Frank Lloyd Wright’s iconic Fallingwater remains a popular destination for architecture buffs, nature lovers and those intrigued by innovation and culture, nearly 90 years after its construction in 1935. For those able to travel to the Laurel Highlands area of rural southern Pennsylvania, we highly recommend Fallingwater and nearby Polymath Park as a great destination for Burbankers to see some fascinating architecture from the 20th century and to Get Out of Town!
Fallingwater is open for docent-led tours and grounds access from March through November, annually. In the winter season, maintenance work is done on the house to keep it in pristine shape for the coming year. We highly recommend the guided tour, as typically guides are a wealth of information on the history of the home and the Kaufmanns who commissioned it.
Reservations and advance tickets are highly recommended, as most tours sell out in advance. The visitor center does have a good amount of parking, bathrooms, an information desk, a cafe, a small museum typically featuring works from local artists and a lovely gift shop with a range of Wright souvenirs along with the typical museum/gift shop tchotchkes.

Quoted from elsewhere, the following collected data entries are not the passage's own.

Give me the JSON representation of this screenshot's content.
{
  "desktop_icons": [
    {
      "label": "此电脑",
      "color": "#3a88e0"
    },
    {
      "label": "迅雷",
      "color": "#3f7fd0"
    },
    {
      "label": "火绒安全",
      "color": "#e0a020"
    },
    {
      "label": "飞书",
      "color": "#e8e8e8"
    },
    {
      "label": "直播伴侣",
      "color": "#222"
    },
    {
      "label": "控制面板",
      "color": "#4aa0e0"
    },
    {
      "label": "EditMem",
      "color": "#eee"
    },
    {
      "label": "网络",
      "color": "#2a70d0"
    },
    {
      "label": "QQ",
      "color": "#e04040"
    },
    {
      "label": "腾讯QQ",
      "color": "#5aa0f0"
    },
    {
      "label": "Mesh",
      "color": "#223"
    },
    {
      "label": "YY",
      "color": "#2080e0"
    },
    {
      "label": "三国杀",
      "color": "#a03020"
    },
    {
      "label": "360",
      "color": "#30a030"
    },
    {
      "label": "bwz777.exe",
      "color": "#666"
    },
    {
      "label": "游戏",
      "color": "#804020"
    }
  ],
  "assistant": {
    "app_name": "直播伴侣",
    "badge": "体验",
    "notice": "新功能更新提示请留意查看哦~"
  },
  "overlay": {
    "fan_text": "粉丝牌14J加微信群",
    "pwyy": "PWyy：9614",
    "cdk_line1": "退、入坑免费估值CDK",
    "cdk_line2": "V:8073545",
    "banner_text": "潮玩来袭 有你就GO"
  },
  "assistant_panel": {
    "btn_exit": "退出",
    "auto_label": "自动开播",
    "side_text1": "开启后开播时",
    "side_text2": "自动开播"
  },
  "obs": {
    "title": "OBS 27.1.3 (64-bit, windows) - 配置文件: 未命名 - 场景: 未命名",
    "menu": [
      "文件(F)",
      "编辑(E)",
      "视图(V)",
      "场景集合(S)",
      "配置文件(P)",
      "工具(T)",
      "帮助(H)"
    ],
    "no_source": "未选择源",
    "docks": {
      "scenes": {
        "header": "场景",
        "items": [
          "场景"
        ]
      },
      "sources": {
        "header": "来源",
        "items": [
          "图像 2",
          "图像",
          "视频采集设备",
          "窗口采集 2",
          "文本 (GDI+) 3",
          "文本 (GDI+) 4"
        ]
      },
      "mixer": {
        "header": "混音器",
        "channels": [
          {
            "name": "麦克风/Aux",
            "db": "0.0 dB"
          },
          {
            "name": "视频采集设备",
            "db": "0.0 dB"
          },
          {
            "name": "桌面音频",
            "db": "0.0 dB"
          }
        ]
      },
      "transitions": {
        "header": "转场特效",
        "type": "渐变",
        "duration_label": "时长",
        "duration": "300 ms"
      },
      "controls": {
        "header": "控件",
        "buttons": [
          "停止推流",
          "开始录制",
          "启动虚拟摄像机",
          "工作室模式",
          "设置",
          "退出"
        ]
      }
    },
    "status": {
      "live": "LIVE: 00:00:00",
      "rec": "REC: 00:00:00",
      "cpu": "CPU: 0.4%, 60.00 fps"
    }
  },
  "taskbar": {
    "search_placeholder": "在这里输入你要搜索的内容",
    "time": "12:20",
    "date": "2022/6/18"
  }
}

Fallingwater does their best to accommodate those with mobility issues, with all terrain wheelchair are available for reservation and a golf cart is utilized for those who can’t make the walk to the property from the visitor center. To access the upper floors of Fallingwater, one must be able to traverse numerous stairs, but those with mobility issues are welcomed onto the main floor of the home.
There’s a 30-40 minute drive between the Fallingwater and Polymath Park locations.
There are actually four houses on the Polymath Park property – two designed by Wright and two by Peter Berndtson. We took a tour of the Wright houses, the Duncan House and the Mäntylä House.
Visitors can book overnight stays in the Polymath Park houses, sign up for curated meals and tours and plan their visit via the Polymath Park website.
Polymath Park is also home to Tree Tops Restaurant which tends to book up for dinner reservations weeks ahead.
Getting to the Laurel Highlands area of southern Pennsylvania typically requires a drive and navigating some very small and windy country roads at times. We found flying in to Pittsburgh and driving from there to Mill Run takes about 90 minutes to two hours, a good portion of which are on well-maintained highways or toll roads.
The entire Laurel Highlands area is very rural, but with some nice little towns like Ohiopyle. This part of Pennsylvania is a big draw for tourists from Maryland and Washington D.C.
For a fantastic experience of nature, design and beauty, Fallingwater and Polymath Park are a great way for Burbankers to Get Out of Town! While any season will be beautiful, our favorite time of year to visit is in October so we can add some leaf peeping along the way.